D’abord, les caméras ne sont qu’un moyen de plus. Elles ne prétendent pas se substituer à une présence humaine, et nous conditionnons du reste notre participation au maintien des effectifs. Mais nous savons aussi que la vidéo-protection est un instrument qui peut être efficace, non seulement pour la prévention des violences, mais, le cas échéant, pour l’identification et donc l’interpellation des auteurs d’agressions. On nous dit en effet que les caméras n’ont pas empêché les attentats commis à Londres en 2005. C’est vrai, mais elles ont permis l’arrestation des terroristes, et cela ne m’est pas indifférent, même si, je le dis clairement, le modèle londonien n’est pas le nôtre. Nous ne voulons pas d’une capitale où les citoyens seraient filmés plusieurs dizaines de fois par jour. Et du reste un afflux trop important d’images interdit de les exploiter de façon opérationnelle. Mais oui, nous assumons de nous donner tous les moyens de protéger les Parisiens. Et comme beaucoup de municipalités en France- je pense à Vénissieux, à La Courneuve, à Stains, à Saint-Denis, à Nantes, à Saint-Herblain, et à tant d’autres- nous ne négligeons pas l’instrument de la vidéo-protection.

Bien sûr, nous entendons les inquiétudes de celles et ceux qui craignent une régression des libertés publiques. Je leur réponds, d’abord que la caméra n’est qu’un outil, et que c’est l’usage que l’on en fait qui doit être évalué. Elle peut en effet servir des causes nobles : c’est ainsi en tout cas que nous considérons les caméras installées à l’entrée de la Ligue des droits de l’Homme, de la rue de Solferino, et même… de la place du colonel Fabien. Et au-delà, les caméras ont plusieurs fois servi à révéler, ou à prévenir, des violences policières. J’ajoute que le plan dont nous débattons a été établi en étroite concertation avec les citoyens, et avec tous les acteurs concernés. Il n’est en aucune façon secret, contrairement à ce qui a été dit ici ou là : il est librement accessible sur le site Internet de la Préfecture de police. Il a fait l’objet de nombreuses réunions publiques, et il a été, bien entendu, soumis aux maires d’arrondissement.
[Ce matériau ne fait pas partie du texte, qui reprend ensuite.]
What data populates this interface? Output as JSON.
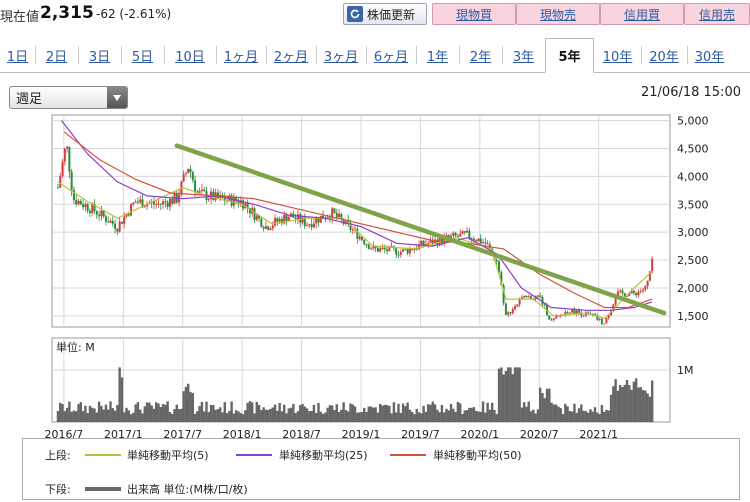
{
  "quote": {
    "label": "現在値",
    "price": "2,315",
    "change": "-62 (-2.61%)"
  },
  "toolbar": {
    "refresh_label": "株価更新",
    "trade_buttons": [
      "現物買",
      "現物売",
      "信用買",
      "信用売"
    ]
  },
  "tabs": [
    {
      "label": "1日",
      "active": false
    },
    {
      "label": "2日",
      "active": false
    },
    {
      "label": "3日",
      "active": false
    },
    {
      "label": "5日",
      "active": false
    },
    {
      "label": "10日",
      "active": false
    },
    {
      "label": "1ヶ月",
      "active": false
    },
    {
      "label": "2ヶ月",
      "active": false
    },
    {
      "label": "3ヶ月",
      "active": false
    },
    {
      "label": "6ヶ月",
      "active": false
    },
    {
      "label": "1年",
      "active": false
    },
    {
      "label": "2年",
      "active": false
    },
    {
      "label": "3年",
      "active": false
    },
    {
      "label": "5年",
      "active": true
    },
    {
      "label": "10年",
      "active": false
    },
    {
      "label": "20年",
      "active": false
    },
    {
      "label": "30年",
      "active": false
    }
  ],
  "controls": {
    "interval_value": "週足",
    "timestamp": "21/06/18 15:00"
  },
  "colors": {
    "trendline": "#7fa348",
    "ma5": "#b7c23a",
    "ma25": "#8e3fc9",
    "ma50": "#d1523c",
    "candle_up": "#d23c3c",
    "candle_down": "#2a8a3c",
    "volume": "#666666",
    "grid": "#d8d8d8"
  },
  "chart_data": {
    "type": "candlestick",
    "price_axis": {
      "ticks": [
        "5,000",
        "4,500",
        "4,000",
        "3,500",
        "3,000",
        "2,500",
        "2,000",
        "1,500"
      ],
      "ylim": [
        1300,
        5100
      ]
    },
    "volume_axis": {
      "unit_label": "単位: M",
      "ticks": [
        "1M"
      ]
    },
    "x_ticks": [
      "2016/7",
      "2017/1",
      "2017/7",
      "2018/1",
      "2018/7",
      "2019/1",
      "2019/7",
      "2020/1",
      "2020/7",
      "2021/1"
    ],
    "price_anchors": [
      [
        2016.45,
        3800
      ],
      [
        2016.52,
        4600
      ],
      [
        2016.58,
        3600
      ],
      [
        2016.75,
        3400
      ],
      [
        2016.95,
        3100
      ],
      [
        2017.1,
        3550
      ],
      [
        2017.3,
        3500
      ],
      [
        2017.45,
        3600
      ],
      [
        2017.55,
        4200
      ],
      [
        2017.62,
        3700
      ],
      [
        2017.8,
        3600
      ],
      [
        2018.0,
        3550
      ],
      [
        2018.2,
        3100
      ],
      [
        2018.4,
        3300
      ],
      [
        2018.55,
        3150
      ],
      [
        2018.75,
        3350
      ],
      [
        2018.95,
        3000
      ],
      [
        2019.1,
        2700
      ],
      [
        2019.35,
        2650
      ],
      [
        2019.55,
        2800
      ],
      [
        2019.75,
        2900
      ],
      [
        2019.9,
        2950
      ],
      [
        2020.05,
        2800
      ],
      [
        2020.15,
        2450
      ],
      [
        2020.22,
        1500
      ],
      [
        2020.35,
        1800
      ],
      [
        2020.5,
        1850
      ],
      [
        2020.6,
        1400
      ],
      [
        2020.75,
        1600
      ],
      [
        2020.95,
        1500
      ],
      [
        2021.05,
        1350
      ],
      [
        2021.15,
        1900
      ],
      [
        2021.3,
        1900
      ],
      [
        2021.4,
        2000
      ],
      [
        2021.45,
        2450
      ]
    ],
    "series": [
      {
        "name": "単純移動平均(5)",
        "points": [
          [
            2016.45,
            3900
          ],
          [
            2016.7,
            3550
          ],
          [
            2016.95,
            3250
          ],
          [
            2017.2,
            3500
          ],
          [
            2017.5,
            3800
          ],
          [
            2017.7,
            3650
          ],
          [
            2018.0,
            3500
          ],
          [
            2018.25,
            3150
          ],
          [
            2018.55,
            3250
          ],
          [
            2018.85,
            3250
          ],
          [
            2019.1,
            2750
          ],
          [
            2019.45,
            2700
          ],
          [
            2019.8,
            2900
          ],
          [
            2020.1,
            2700
          ],
          [
            2020.22,
            1800
          ],
          [
            2020.45,
            1800
          ],
          [
            2020.62,
            1500
          ],
          [
            2020.9,
            1550
          ],
          [
            2021.05,
            1450
          ],
          [
            2021.25,
            1900
          ],
          [
            2021.45,
            2300
          ]
        ]
      },
      {
        "name": "単純移動平均(25)",
        "points": [
          [
            2016.48,
            5000
          ],
          [
            2016.7,
            4400
          ],
          [
            2016.95,
            3900
          ],
          [
            2017.2,
            3650
          ],
          [
            2017.5,
            3600
          ],
          [
            2017.8,
            3650
          ],
          [
            2018.1,
            3500
          ],
          [
            2018.4,
            3300
          ],
          [
            2018.7,
            3250
          ],
          [
            2019.0,
            3100
          ],
          [
            2019.3,
            2800
          ],
          [
            2019.6,
            2750
          ],
          [
            2019.9,
            2900
          ],
          [
            2020.15,
            2600
          ],
          [
            2020.35,
            2000
          ],
          [
            2020.6,
            1650
          ],
          [
            2020.9,
            1600
          ],
          [
            2021.1,
            1600
          ],
          [
            2021.3,
            1650
          ],
          [
            2021.45,
            1750
          ]
        ]
      },
      {
        "name": "単純移動平均(50)",
        "points": [
          [
            2016.5,
            4800
          ],
          [
            2016.8,
            4300
          ],
          [
            2017.1,
            3950
          ],
          [
            2017.4,
            3700
          ],
          [
            2017.8,
            3650
          ],
          [
            2018.1,
            3600
          ],
          [
            2018.4,
            3450
          ],
          [
            2018.7,
            3300
          ],
          [
            2019.0,
            3150
          ],
          [
            2019.3,
            3000
          ],
          [
            2019.6,
            2850
          ],
          [
            2019.9,
            2800
          ],
          [
            2020.2,
            2700
          ],
          [
            2020.5,
            2250
          ],
          [
            2020.8,
            1900
          ],
          [
            2021.05,
            1650
          ],
          [
            2021.25,
            1650
          ],
          [
            2021.45,
            1800
          ]
        ]
      }
    ],
    "trendline": [
      [
        2017.45,
        4550
      ],
      [
        2021.55,
        1550
      ]
    ],
    "legend": {
      "upper_label": "上段:",
      "lower_label": "下段:",
      "items": [
        "単純移動平均(5)",
        "単純移動平均(25)",
        "単純移動平均(50)"
      ],
      "volume_item": "出来高 単位:(M株/口/枚)"
    }
  }
}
Mais ce dispositif sera scrupuleusement encadré, de façon à éviter toutes les dérives. Encadré d’abord par la loi, qui interdit de filmer les espaces privés, qui limite le temps de conservation des enregistrements, et qui permet un droit d’accès aux images. Mais encadré aussi par un comité d’éthique indépendant et impartial, composé à parité avec la Préfecture de police, et dont la mission sera de veiller, en toutes circonstances, au respect des libertés individuelles. Il sera présidé par Roland Kessous. Ce haut magistrat, ancien premier avocat général près la Cour de Cassation, est un militant infatigable des droits de l’Homme. Il a pris des positions courageuses et claires pour la défense de nos libertés communes, notamment sur la rétention de sûreté ou sur la détention des mineurs. Je lui fais confiance, et, au nom de Paris, je tiens à le remercier d’avoir accepté cette lourde responsabilité. C’est pour nous la plus précieuse des garanties.

Mes chers collègues,
Dans un contexte national où les menaces s’accumulent, et où le fichage, le soupçon, la délation tendent à se banaliser, Paris est, plus que jamais, attentif à la défense de la dignité et de la liberté de chacun. C’est dans cet esprit que nous contribuons à la mise en œuvre de la vidéo-protection. Je remercie Georges Sarre d’y travailler avec finesse et efficacité. La sécurité est un droit, qui doit être garanti sur l’ensemble du territoire parisien, sans discrimination d’aucune sorte, ni ethnique, ni sociale, ni territoriale. Ce droit, nous avons la ferme volonté de le faire respecter.